The project will be a 190 unit retirement apartment development on just under 16 acres of area. Originally, four floors were planned for the building, but it has now been changed to three floors.
There will be an affordable housing element included in the project, which will cater toward senior citizens.
The Town requested that 20 units in the development complex be made available for affordable housing. These units would be reserved for 30 years for residents making 60 percent of the area median income. Richard Gurlitz, the owner of Gurlitz Architectural Group, which is developing the project, explained that the affordable housing units aren't going to affect how the project is developed.
“The affordable units are not designated units, meaning that all units in the building will be built to the same standards, and the affordable ones will simply be any unit that is available at any given time,” he said.
Gurlitz said that although the project is still in the planning stages, the developers are in the final steps of presenting proposals to the Town. Loryn Clark, executive director of housing and community at the Town, said the company is requesting rezoning of the property and applying for a special use permit.
"Essentially, there are two pieces to it. They are asking for a rezoning of the property, so that they can build more densely on the site," Clark said. "The second piece of that, the separate action the council would have to take to approve what's called the special use permit, which allows the specific guidelines that govern the development that could occur on the property."
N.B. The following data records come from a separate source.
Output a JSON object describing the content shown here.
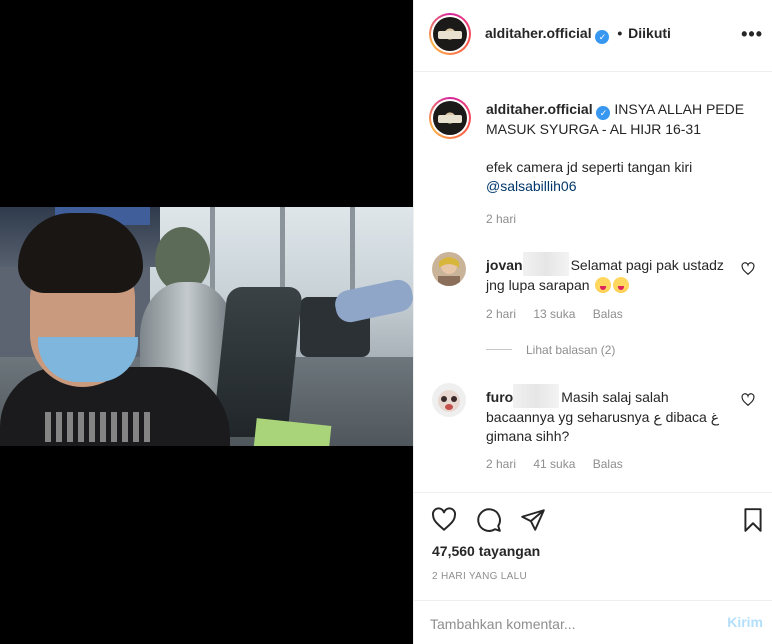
{
  "header": {
    "username": "alditaher.official",
    "separator": "•",
    "follow_status": "Diikuti",
    "more_label": "•••"
  },
  "caption": {
    "username": "alditaher.official",
    "text": "INSYA ALLAH PEDE MASUK SYURGA - AL HIJR 16-31",
    "line2": "efek camera jd seperti tangan kiri",
    "mention": "@salsabillih06",
    "time": "2 hari"
  },
  "comments": [
    {
      "username": "jovan",
      "text": "Selamat pagi pak ustadz jng lupa sarapan",
      "time": "2 hari",
      "likes": "13 suka",
      "reply": "Balas",
      "view_replies": "Lihat balasan (2)"
    },
    {
      "username": "furo",
      "text": "Masih salaj salah bacaannya yg seharusnya ع dibaca غ gimana sihh?",
      "time": "2 hari",
      "likes": "41 suka",
      "reply": "Balas"
    }
  ],
  "actions": {
    "views": "47,560 tayangan",
    "date": "2 HARI YANG LALU"
  },
  "add_comment": {
    "placeholder": "Tambahkan komentar...",
    "post_label": "Kirim"
  },
  "colors": {
    "verified": "#3897f0",
    "link": "#00376b",
    "post_disabled": "#b2dffc",
    "muted": "#8e8e8e"
  }
}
The project began in September 2017, and there have been nine subsequent meetings to discuss progress. The council recently met on Jan. 30 to hear neighbors' concerns but couldn't come to an agreement, so it postponed discussion until Feb. 13. At that meeting, they postponed again because they weren't satisfied with the information the applicant provided.
While there have been some concerns expressed about the project, Gurlitz said in an email that there have been ongoing discussions between the firm and the people in the neighborhood, like another senior housing community nearby called The Courtyards.
“The neighbors at The Courtyards are in support of the project," he said. "The Home Owners Association president spoke at the last public hearing in support.”
Gurlitz added that, following the dialogues between the company and the neighbors, some of the feedback will now be incorporated into the plan. Gurlitz said one of the reasons the project now has support is because the neighbors have greater familiarity with it. Elements like the 55+ designation for senior residency have received support from the community.
Gurlitz and Clark both stressed increased traffic as one of the main concerns of the project. Clark said there's a need to address the lack of connectivity between the site of the project and The Courtyard.
“This has a major impact on traffic," Gurlitz said.
Finally, there are also some concerns about stormwater, which have been discussed in previous meetings for the project. Gurlitz quelled these concerns, arguing the project is designed to accommodate stormwater and meets Town and state stormwater ordinances.
The council suspended the discussion on the project until a later unknown date.